We investigated the risk of major malformations after exposure to macrolides during the first trimester of pregnancy for live births and stillbirths and for pregnancy terminations due to medical reasons. We used the definitions of major and minor congenital malformations developed by the Metropolitan Atlanta Congenital Defects Program of the Centers for Disease Control and Prevention (CDC) (29
). Chromosomal diseases were excluded. In subclass analyses of major malformations, the following specific defects were examined (ICD9 codes are in parentheses): anencephaly (740); spina bifida (741); other anomaly of the nervous system (742); anomalies of the eye (743; anomalies of the ear, face, and neck (744); bulbus cordis anomalies and anomalies of cardiac septal closure (745); other anomalies of the heart (746); other anomalies of the circulatory system (747); anomalies of the respiratory system (748); cleft palate and lip (749); other anomalies of the upper alimentary tract (750); other anomalies of the digestive system (751); genital anomalies (752); anomalies of the urinary system (753); musculoskeletal deformities (754); other anomalies of the limbs (755); other musculoskeletal anomalies (756); and anomalies of the integument (757).

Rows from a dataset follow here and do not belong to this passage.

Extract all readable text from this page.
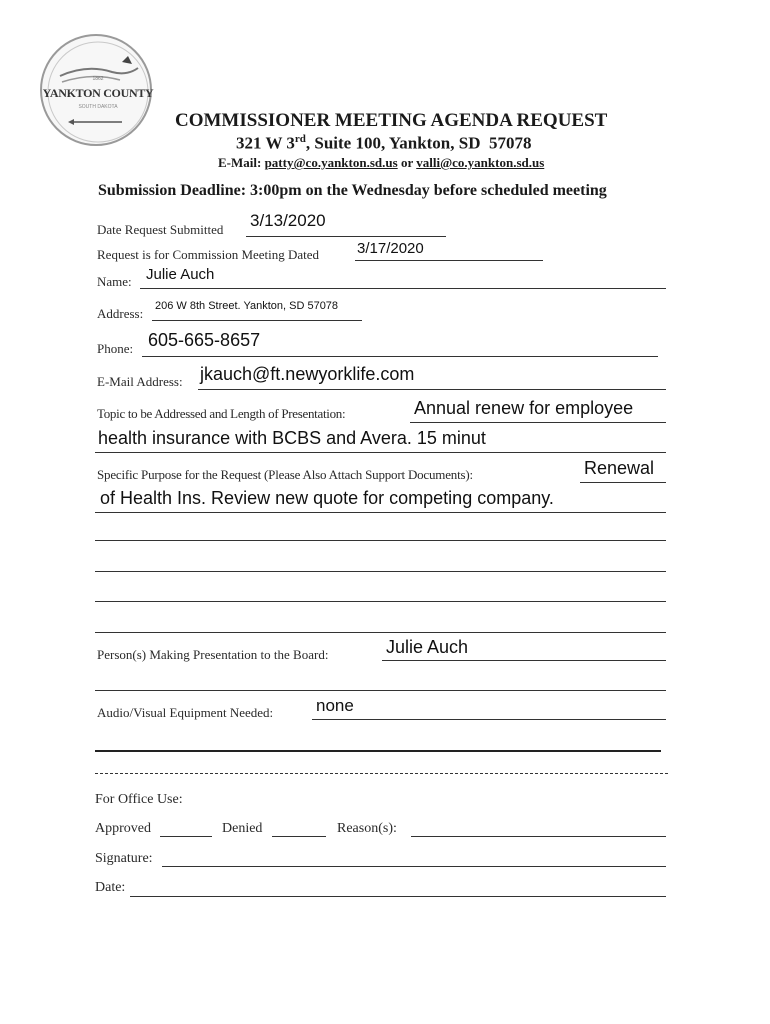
1862
YANKTON COUNTY
SOUTH DAKOTA
COMMISSIONER MEETING AGENDA REQUEST
321 W 3rd, Suite 100, Yankton, SD  57078
E-Mail: patty@co.yankton.sd.us or valli@co.yankton.sd.us
Submission Deadline: 3:00pm on the Wednesday before scheduled meeting
Date Request Submitted 3/13/2020
Request is for Commission Meeting Dated	3/17/2020
Name: Julie Auch
Address: 206 W 8th Street. Yankton, SD 57078
Phone: 605-665-8657
E-Mail Address: jkauch@ft.newyorklife.com
Topic to be Addressed and Length of Presentation:	Annual renew for employee
health insurance with BCBS and Avera. 15 minut
Specific Purpose for the Request (Please Also Attach Support Documents):	Renewal
of Health Ins. Review new quote for competing company.
Person(s) Making Presentation to the Board:	Julie Auch
Audio/Visual Equipment Needed:	none
For Office Use:
Approved	Denied	Reason(s):
Signature:
Date:
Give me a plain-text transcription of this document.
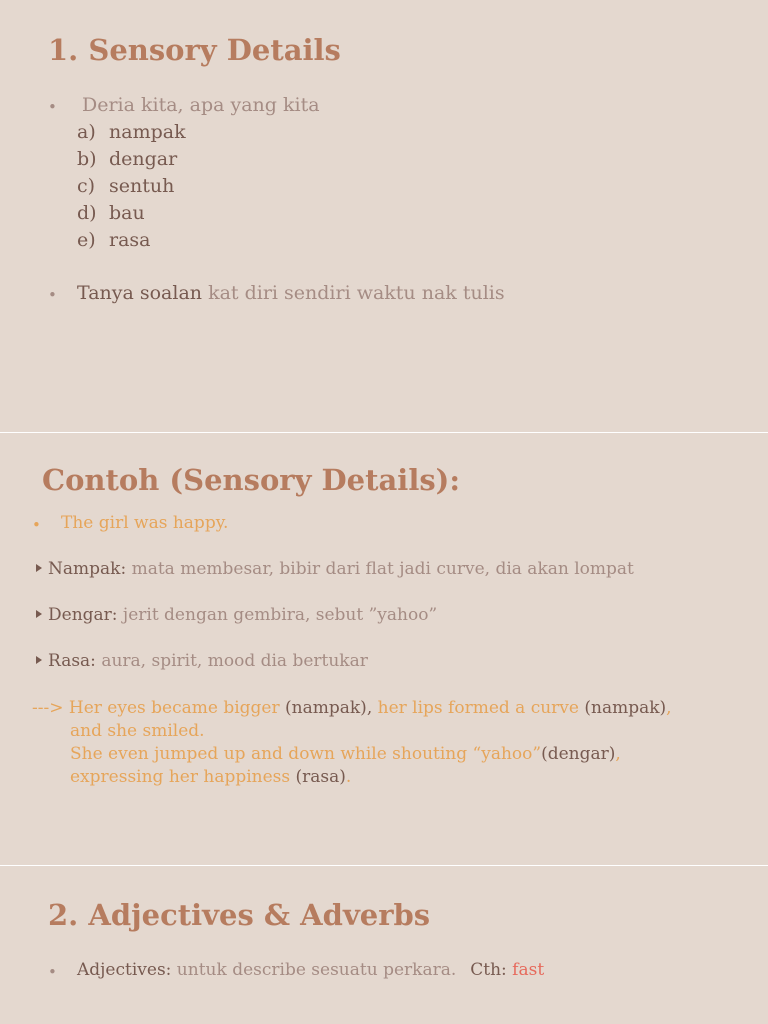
1. Sensory Details
• Deria kita, apa yang kita
a) nampak
b) dengar
c) sentuh
d) bau
e) rasa
• Tanya soalan kat diri sendiri waktu nak tulis
Contoh (Sensory Details):
• The girl was happy.
Nampak: mata membesar, bibir dari flat jadi curve, dia akan lompat
Dengar: jerit dengan gembira, sebut ”yahoo”
Rasa: aura, spirit, mood dia bertukar
---> Her eyes became bigger (nampak), her lips formed a curve (nampak),
and she smiled.
She even jumped up and down while shouting “yahoo”(dengar),
expressing her happiness (rasa).
2. Adjectives & Adverbs
• Adjectives: untuk describe sesuatu perkara. Cth: fast
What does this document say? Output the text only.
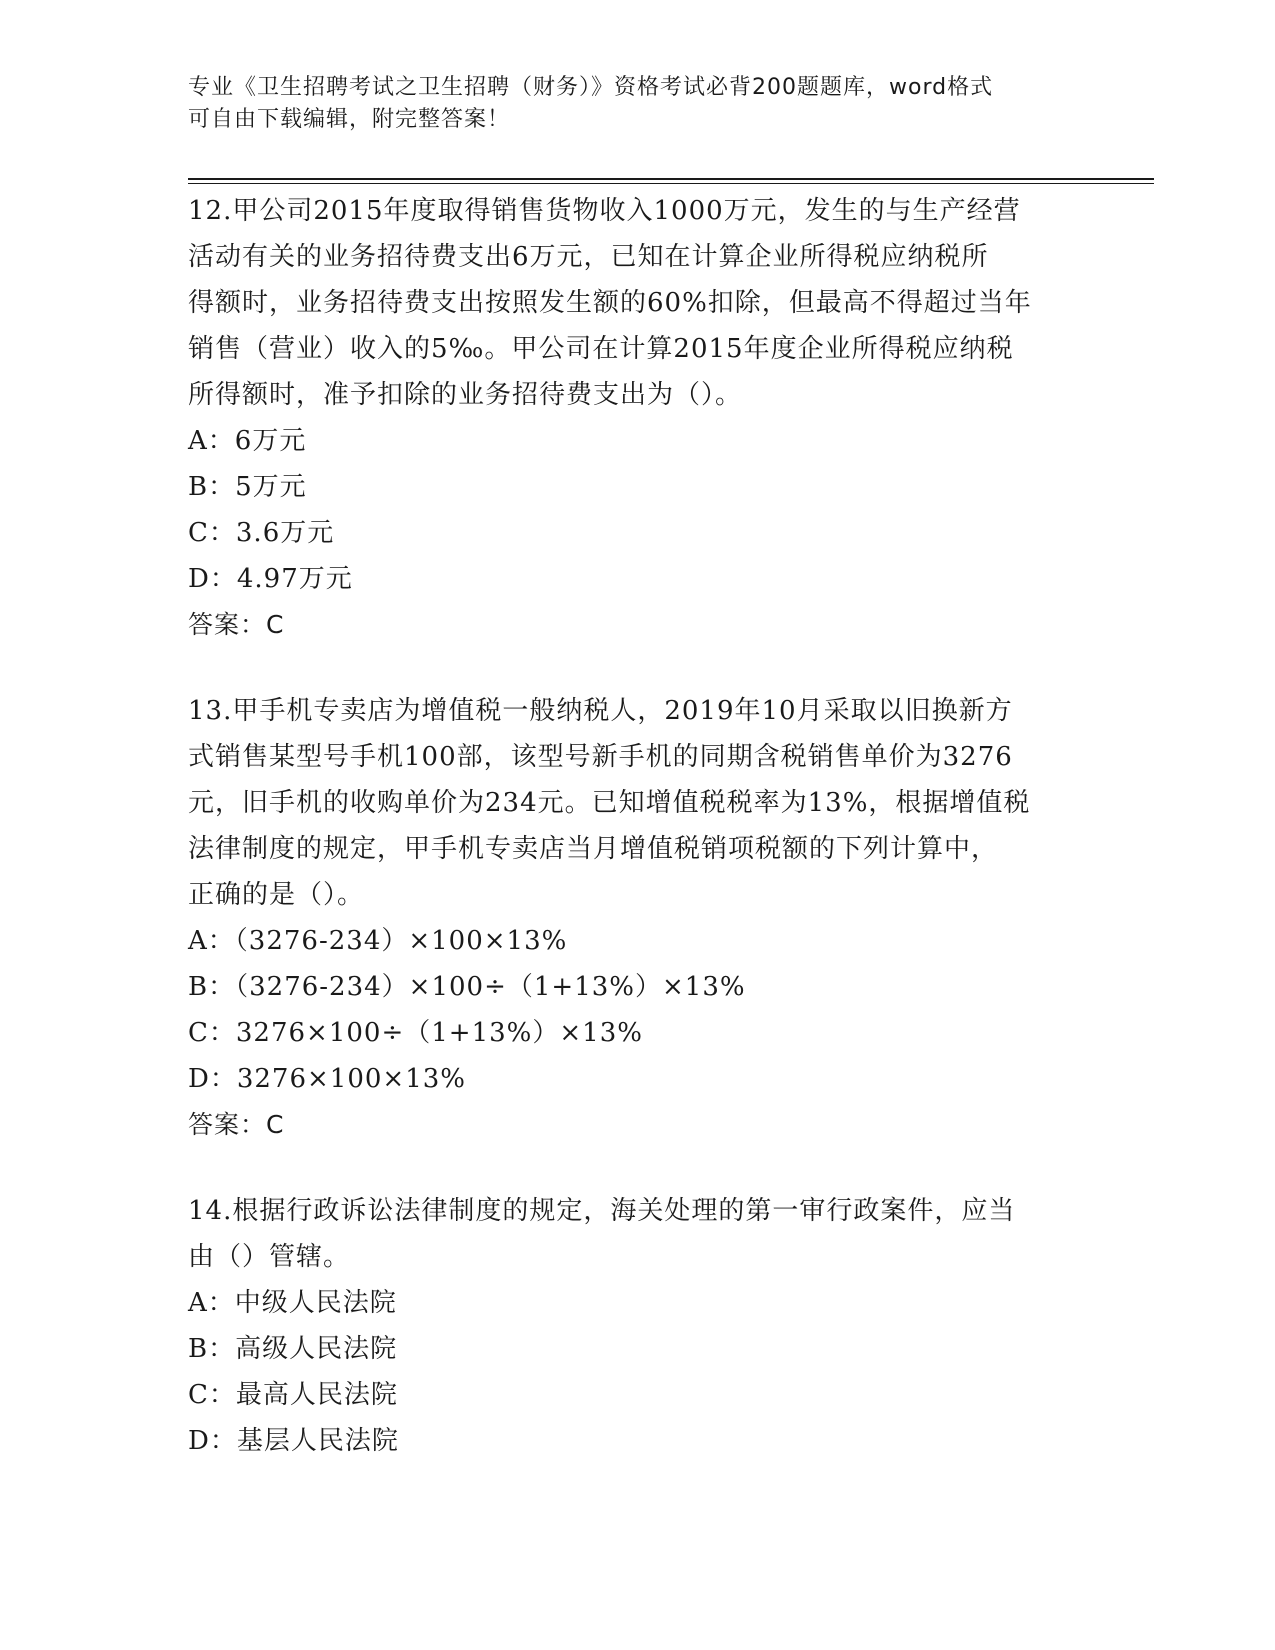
专业《卫生招聘考试之卫生招聘（财务）》资格考试必背200题题库，word格式
可自由下载编辑，附完整答案！
12.甲公司2015年度取得销售货物收入1000万元，发生的与生产经营
活动有关的业务招待费支出6万元，已知在计算企业所得税应纳税所
得额时，业务招待费支出按照发生额的60%扣除，但最高不得超过当年
销售（营业）收入的5‰。甲公司在计算2015年度企业所得税应纳税
所得额时，准予扣除的业务招待费支出为（）。
A：6万元
B：5万元
C：3.6万元
D：4.97万元
答案：C
13.甲手机专卖店为增值税一般纳税人，2019年10月采取以旧换新方
式销售某型号手机100部，该型号新手机的同期含税销售单价为3276
元，旧手机的收购单价为234元。已知增值税税率为13%，根据增值税
法律制度的规定，甲手机专卖店当月增值税销项税额的下列计算中，
正确的是（）。
A：（3276-234）×100×13%
B：（3276-234）×100÷（1+13%）×13%
C：3276×100÷（1+13%）×13%
D：3276×100×13%
答案：C
14.根据行政诉讼法律制度的规定，海关处理的第一审行政案件，应当
由（）管辖。
A：中级人民法院
B：高级人民法院
C：最高人民法院
D：基层人民法院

In a separate analysis we investigated the risk of pyloric stenosis (ICD9 code 7505) or intussusception (ICD9 code 5600) in infants exposed to macrolides during the last 12 weeks of pregnancy.
We used the SPSS program, version 17 (IBM SPSS; Somers, NY), for statistical analysis. Characteristics of mothers from the exposed and unexposed groups were compared by the chi square or Fisher exact test for categorical variables and the Student t test for continuous variables. We used a multivariate logistic-regression model to determine whether exposure to macrolides was independently associated with an increased risk of major congenital malformations adjusting for maternal age, parity, ethnic group (i.e., Jewish versus Bedouin Muslim), pregestational diabetes mellitus, and year of birth or medical pregnancy termination. A categorical multivariate logistic-regression model was constructed to determine whether greater exposure in terms of defined daily dose (DDD) was associated with an increased risk for major congenital malformations. Odd ratios and 95% confidence intervals were computed. Similar methods were used to estimate the risks of pyloric stenosis or intussusceptions after third-trimester exposure to macrolides.